A deadly alga is the leading suspect in the mass death of humpback whales around 150 miles off Cape Cod, say marine experts.
Carcass sightings suggest that at least 12 whales, mostly humpbacks, have died in the Georges Bank area, making it one of the worst known mass fatalities. "It's really quite disturbing," says whale biologist Phillip Clapham of the Northeast Fisheries Science Center in Woods Hole, Massachusetts.
A red tide of the toxic algae Alexandrium fundyense is the most likely culprit. The algae's poison, saxitoxin, killed 14 whales in the same area in 1987. Saxitoxin can accumulate in mackerel which whales eat.
Unusual currents or weather may have carried the algae to Georges Bank from the coast of Maine and Massachusetts, where they bloom each summer. The algal toxin also poisons people when it gets into mussels and clams.
Investigators are currently analysing the whales' blood, urine and skin for traces of the poison - results are expected later this week. Only one of the dead whales has obvious wounds from fishing tackle or ships.
There is a slim chance that the animals died after acoustic damage caused by navy sonar, says Michael Moore of Woods Hole Oceanographic Institution in Massachusetts, who is involved in the investigation. Until a fresher carcass than the ones already found is towed in and dissected, "we can't rule in or out those events", he says.
Mass whale die-offs - at least those discovered - are rare. But blooms of other harmful algae routinely kill dolphins, sea lions and otters off the southern Californian coast and elsewhere.
The alarm was first raised on 3 July, when researchers found three dead humpbacks in Georges Bay during a routine aerial survey. The normal head-count is one whale every few weeks. "It was enough to make us concerned," says Clapham.
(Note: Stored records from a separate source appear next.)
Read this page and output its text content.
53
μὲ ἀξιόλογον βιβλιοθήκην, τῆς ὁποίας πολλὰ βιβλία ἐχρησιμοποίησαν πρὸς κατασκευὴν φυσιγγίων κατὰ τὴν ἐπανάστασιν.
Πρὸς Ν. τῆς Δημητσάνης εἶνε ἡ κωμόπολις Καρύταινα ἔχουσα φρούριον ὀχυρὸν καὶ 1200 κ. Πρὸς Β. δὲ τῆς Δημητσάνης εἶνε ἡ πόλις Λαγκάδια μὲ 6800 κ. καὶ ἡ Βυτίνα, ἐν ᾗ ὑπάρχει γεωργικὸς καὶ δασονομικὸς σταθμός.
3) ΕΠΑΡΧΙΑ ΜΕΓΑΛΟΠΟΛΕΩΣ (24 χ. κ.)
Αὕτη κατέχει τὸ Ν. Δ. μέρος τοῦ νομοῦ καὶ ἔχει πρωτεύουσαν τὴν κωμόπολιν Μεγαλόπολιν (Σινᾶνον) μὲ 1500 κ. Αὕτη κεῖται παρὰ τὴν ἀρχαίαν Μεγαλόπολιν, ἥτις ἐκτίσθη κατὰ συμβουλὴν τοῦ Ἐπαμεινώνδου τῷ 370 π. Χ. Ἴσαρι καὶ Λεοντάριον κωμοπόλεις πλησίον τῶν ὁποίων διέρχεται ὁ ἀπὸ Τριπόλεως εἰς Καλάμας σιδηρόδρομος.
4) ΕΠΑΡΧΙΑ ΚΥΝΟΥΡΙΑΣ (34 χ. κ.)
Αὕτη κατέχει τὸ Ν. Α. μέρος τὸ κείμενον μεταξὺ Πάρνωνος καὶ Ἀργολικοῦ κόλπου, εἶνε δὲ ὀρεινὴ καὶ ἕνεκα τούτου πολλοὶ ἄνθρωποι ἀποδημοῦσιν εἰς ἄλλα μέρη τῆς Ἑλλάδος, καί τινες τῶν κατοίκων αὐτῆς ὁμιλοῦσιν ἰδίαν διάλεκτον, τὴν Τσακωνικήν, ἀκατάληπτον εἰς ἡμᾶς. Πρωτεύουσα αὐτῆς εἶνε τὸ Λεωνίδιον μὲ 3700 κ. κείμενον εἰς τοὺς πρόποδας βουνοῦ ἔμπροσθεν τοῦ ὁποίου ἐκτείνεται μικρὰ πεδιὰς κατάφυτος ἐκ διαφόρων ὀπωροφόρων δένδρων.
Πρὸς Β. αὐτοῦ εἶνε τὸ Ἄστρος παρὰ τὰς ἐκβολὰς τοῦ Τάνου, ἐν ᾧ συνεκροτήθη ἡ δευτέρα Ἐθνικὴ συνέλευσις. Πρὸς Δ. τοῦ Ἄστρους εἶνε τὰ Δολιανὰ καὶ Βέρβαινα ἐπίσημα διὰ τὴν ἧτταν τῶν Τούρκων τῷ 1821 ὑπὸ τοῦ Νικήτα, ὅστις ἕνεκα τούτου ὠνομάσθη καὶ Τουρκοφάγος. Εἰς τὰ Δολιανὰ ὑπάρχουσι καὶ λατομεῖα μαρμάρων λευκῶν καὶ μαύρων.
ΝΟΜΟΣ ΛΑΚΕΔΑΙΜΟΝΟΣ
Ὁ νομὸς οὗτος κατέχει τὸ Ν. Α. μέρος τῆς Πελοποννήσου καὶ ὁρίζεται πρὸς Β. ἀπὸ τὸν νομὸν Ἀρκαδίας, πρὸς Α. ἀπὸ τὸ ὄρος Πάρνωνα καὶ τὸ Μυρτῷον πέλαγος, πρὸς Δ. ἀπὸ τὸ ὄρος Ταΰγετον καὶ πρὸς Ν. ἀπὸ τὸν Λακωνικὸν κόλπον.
Since we don't know the pathway, we don't know what else to worry about
Woods Hole Oceanographic Institute
The region's humpback population is thriving and will probably survive the losses. But the deaths raise fears that the endangered Northern Atlantic right whale population - just 320 animals - might also be affected. These mammals feed in the Gulf of Maine during summer.
Right whales might escape acute poison build-ups because they eat plankton rather than fish. "There is no indication they've been affected so far," says Jerry Conway, marine mammal adviser to the Canadian Department of Fisheries and Oceans.